Né rossi, né neri… Una volta almeno c’erano i liberi pensieri. Oggi, invece, abbiamo un sottoprodotto de-ideologizzato di scuola, dove gli studenti devono vivere come in un centro di rieducazione, scontando non si sa quale “peccato originale” legato al sesso, individualizzati e separati da quella comunità-branco tanto odiata dal mainstream ed osteggiata dalla politica istituzionale.
Valditara vuole mettere al centro la “persona”. Nella storia mai termine fu più generico per qualificare un individuo: si è passati dall’oplite greco al cittadino romano, per arrivare dopo secoli alla “persona”. Un termine neutro che non qualifica alcun progetto dietro le apparenze: nessuna personalità giuridica, sociale, nazionale. La persona altro non è che un oggetto costruito a tavolino, rieducato alle varie culture del pensiero dominante antifascista, fuori dalla storia.
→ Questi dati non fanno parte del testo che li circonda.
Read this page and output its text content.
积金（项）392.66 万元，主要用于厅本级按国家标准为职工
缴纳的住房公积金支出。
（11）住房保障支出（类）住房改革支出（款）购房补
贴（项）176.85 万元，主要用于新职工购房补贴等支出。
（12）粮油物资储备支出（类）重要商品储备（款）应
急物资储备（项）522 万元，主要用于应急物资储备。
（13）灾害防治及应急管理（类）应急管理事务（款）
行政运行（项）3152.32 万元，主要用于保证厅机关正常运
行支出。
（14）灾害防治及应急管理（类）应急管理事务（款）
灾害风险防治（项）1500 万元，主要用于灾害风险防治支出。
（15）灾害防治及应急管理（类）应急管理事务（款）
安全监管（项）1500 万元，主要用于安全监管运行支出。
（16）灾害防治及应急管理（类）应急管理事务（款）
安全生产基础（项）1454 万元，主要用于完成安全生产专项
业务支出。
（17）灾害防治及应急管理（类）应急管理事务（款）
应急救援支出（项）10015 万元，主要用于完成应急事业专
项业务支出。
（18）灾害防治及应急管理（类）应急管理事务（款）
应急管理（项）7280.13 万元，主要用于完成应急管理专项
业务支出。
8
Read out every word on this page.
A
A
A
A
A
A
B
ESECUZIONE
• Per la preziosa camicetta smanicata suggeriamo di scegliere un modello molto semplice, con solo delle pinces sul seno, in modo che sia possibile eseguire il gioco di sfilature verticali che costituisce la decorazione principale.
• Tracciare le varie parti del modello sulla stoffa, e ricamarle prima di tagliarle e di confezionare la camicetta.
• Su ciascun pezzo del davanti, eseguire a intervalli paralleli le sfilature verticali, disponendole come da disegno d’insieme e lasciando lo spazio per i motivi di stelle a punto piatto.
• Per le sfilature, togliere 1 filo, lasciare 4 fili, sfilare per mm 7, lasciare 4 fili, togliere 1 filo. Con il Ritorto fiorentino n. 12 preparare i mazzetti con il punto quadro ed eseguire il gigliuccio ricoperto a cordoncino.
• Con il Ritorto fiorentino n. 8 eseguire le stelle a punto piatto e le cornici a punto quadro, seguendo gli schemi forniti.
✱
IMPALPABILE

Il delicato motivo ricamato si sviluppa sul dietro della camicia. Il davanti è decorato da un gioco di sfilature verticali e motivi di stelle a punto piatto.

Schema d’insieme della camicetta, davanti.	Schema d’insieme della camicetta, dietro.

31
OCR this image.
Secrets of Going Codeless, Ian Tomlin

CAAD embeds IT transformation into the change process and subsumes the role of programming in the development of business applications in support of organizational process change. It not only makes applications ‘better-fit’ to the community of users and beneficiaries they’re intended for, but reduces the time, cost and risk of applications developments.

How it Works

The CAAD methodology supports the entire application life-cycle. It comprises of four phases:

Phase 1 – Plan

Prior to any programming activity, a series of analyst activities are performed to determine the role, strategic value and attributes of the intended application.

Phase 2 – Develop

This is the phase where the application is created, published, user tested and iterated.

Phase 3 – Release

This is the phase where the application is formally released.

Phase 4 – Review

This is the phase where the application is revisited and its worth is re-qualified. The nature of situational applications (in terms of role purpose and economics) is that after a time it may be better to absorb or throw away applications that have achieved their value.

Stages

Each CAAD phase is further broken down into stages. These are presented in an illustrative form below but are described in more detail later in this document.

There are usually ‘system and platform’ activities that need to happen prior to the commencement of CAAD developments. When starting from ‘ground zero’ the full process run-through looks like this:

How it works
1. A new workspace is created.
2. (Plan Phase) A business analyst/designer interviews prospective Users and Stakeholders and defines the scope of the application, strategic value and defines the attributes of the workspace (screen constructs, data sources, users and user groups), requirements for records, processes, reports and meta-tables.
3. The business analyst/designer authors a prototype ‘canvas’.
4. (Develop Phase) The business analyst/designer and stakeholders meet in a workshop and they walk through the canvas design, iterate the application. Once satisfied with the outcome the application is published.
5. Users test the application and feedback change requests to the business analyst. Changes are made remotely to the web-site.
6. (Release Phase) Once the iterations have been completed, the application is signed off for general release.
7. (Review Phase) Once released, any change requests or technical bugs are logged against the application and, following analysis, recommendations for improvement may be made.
La Scuola Fascista è una scuola al “servizio dello Stato” nel senso in cui Stato non è un apparato burocratico elefantiaco ma espressione di una volontà e di un progetto comunitario. All’individuo astratto, non-cittadino – come fa un individuo così formato a percepire le sue responsabilità rispetto alla Res Publica? – e indebolito dalla “scuola costituzionale” e “rieducativa” che vorrebbe Valditara, il Fascismo oppone una visione di uomo/donna non solo come espressione economica, ma totale: popolare, sociale, associazionistica, comunitaria, solidale, nazionale, eroica.
Il pensiero debole di questi soggetti è il peggior antifascismo, perché costruisce nella Scuola una diga tra le nuove generazioni e la costruzione di una Patria italiana ed europea forte, coesa, non dipendente da nessuna “Carta” che non sia prima da essi scritta. È la scuola della subordinazione alla sconfitta, dell’abdicazione alla volontà, dell’abbandono di ogni progetto di grande politica. È la scuola globalizzata e precarizzante.
Ecco: avremmo preferito un commissario sovietico a Viale Trastevere piuttosto che questo deboluccio funzionario della fine della storia.